Studies have found serious pathogens on cell phones, including Streptococcus, MRSA and even E. coli. Just having these microbes on your phone won’t automatically make you sick, Whittier says, but you still don’t want to let them enter your system. Viruses can also spread on phones if one person is sick with strep throat or influenza and coughs on their cell phone before handing it off to a friend.

Fortunately, there are easy ways to avoid some germs. One of the worst places to use your phone is in the bathroom, Martin and Whittier both agree. When toilets flush, they spread germs everywhere, which is how phones end up with fecal bacteria like E. coli. “Taking a cell phone into the bathroom and then leaving with it is kind of like going in, not washing your hands and then coming back out,” Martin says. “It’s the same level of concern.”

Keeping your phone out of the bathroom will help, but if you want to clean your phone, a few different methods will work.

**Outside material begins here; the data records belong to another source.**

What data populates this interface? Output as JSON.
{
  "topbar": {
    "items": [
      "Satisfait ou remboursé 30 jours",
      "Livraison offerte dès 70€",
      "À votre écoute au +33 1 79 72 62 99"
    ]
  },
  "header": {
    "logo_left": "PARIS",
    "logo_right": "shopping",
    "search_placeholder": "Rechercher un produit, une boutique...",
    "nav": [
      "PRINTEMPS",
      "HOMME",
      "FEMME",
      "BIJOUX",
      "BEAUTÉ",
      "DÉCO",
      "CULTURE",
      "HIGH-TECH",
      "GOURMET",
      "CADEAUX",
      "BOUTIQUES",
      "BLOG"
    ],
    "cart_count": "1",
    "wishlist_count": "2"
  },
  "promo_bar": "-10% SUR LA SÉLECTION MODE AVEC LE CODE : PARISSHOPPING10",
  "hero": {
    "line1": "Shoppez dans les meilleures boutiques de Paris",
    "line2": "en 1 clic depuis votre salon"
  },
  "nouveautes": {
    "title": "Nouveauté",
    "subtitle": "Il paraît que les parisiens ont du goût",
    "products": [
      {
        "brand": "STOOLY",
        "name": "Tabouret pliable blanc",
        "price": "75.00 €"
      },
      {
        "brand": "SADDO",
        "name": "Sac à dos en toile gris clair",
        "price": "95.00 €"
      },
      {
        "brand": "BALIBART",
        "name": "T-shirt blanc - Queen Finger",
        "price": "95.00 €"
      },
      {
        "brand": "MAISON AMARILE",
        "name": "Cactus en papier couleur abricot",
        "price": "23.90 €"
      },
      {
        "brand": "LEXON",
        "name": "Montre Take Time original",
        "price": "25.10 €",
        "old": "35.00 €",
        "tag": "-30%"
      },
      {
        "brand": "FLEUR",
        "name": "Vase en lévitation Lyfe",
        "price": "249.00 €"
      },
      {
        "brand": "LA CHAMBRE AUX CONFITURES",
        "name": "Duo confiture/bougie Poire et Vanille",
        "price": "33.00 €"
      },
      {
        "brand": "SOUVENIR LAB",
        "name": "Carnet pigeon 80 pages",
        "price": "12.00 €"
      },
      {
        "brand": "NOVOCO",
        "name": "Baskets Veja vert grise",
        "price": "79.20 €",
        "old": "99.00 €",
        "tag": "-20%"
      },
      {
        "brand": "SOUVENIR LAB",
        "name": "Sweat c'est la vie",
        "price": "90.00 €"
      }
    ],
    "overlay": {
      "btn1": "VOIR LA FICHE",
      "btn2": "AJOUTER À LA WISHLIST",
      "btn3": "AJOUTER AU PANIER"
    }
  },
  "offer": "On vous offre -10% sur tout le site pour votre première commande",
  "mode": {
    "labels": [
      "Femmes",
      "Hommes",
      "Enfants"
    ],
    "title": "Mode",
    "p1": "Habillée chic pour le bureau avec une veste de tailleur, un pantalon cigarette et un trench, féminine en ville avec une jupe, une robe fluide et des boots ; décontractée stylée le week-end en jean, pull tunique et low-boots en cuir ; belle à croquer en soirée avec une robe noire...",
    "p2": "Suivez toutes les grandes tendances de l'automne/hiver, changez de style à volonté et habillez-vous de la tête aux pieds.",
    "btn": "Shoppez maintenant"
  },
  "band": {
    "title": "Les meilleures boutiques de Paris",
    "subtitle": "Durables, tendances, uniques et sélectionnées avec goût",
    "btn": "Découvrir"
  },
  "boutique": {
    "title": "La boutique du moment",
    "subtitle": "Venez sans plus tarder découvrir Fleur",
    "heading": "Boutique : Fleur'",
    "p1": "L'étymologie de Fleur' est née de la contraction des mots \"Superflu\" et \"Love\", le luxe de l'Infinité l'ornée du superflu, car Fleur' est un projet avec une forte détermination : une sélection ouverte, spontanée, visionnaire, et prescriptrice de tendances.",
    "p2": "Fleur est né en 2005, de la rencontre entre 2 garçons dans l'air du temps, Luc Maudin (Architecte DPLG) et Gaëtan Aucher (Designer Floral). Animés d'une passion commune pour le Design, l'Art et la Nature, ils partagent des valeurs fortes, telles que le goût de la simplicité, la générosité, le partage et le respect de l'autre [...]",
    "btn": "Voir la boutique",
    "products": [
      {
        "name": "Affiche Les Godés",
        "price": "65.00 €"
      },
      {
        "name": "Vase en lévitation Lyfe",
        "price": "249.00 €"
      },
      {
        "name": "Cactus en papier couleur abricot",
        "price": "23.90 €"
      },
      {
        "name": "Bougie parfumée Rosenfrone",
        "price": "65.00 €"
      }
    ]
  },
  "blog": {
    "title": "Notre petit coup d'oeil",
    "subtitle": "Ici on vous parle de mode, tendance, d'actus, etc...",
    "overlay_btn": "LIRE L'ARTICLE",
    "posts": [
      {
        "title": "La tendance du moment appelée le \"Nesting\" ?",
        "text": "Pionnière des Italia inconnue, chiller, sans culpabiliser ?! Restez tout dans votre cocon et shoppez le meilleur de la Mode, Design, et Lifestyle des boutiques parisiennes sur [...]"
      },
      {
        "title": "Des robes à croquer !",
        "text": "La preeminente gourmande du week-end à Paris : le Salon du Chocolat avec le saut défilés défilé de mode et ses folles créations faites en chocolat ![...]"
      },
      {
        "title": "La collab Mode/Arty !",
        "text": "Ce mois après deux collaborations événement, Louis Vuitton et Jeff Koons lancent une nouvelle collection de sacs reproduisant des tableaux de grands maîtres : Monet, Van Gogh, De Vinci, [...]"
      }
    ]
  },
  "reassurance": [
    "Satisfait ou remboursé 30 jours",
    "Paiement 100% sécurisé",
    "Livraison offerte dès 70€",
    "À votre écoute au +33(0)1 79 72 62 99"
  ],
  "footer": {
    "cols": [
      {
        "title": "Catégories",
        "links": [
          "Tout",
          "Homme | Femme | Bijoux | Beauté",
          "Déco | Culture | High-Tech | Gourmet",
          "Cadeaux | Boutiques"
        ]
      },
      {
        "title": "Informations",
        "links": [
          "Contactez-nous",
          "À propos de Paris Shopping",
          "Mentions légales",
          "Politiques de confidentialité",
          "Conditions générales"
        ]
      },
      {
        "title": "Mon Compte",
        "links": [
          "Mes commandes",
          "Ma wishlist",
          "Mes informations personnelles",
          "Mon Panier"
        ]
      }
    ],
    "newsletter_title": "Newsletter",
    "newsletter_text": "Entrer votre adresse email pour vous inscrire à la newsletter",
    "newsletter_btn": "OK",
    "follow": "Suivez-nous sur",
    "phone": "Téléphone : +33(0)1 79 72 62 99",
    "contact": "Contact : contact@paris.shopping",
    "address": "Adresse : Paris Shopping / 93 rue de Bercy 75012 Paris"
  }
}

Many people just wipe their phones with a soft microfiber cloth, which will remove many of the germs. For a deeper clean, Whittier recommends using a combination of 60% water and 40% rubbing alcohol. Mix the ingredients together, and then dip a cloth in the solution before wiping it gently across your phone. Unless you’re sick, doing this a few times each month is plenty, Whittier says. Stay away from liquid or spray cleaners, which can damage your phone.

Still, the best advice has more to do with you than the phone. Wash your hands several times a day, the experts say, and you’ll likely be just fine.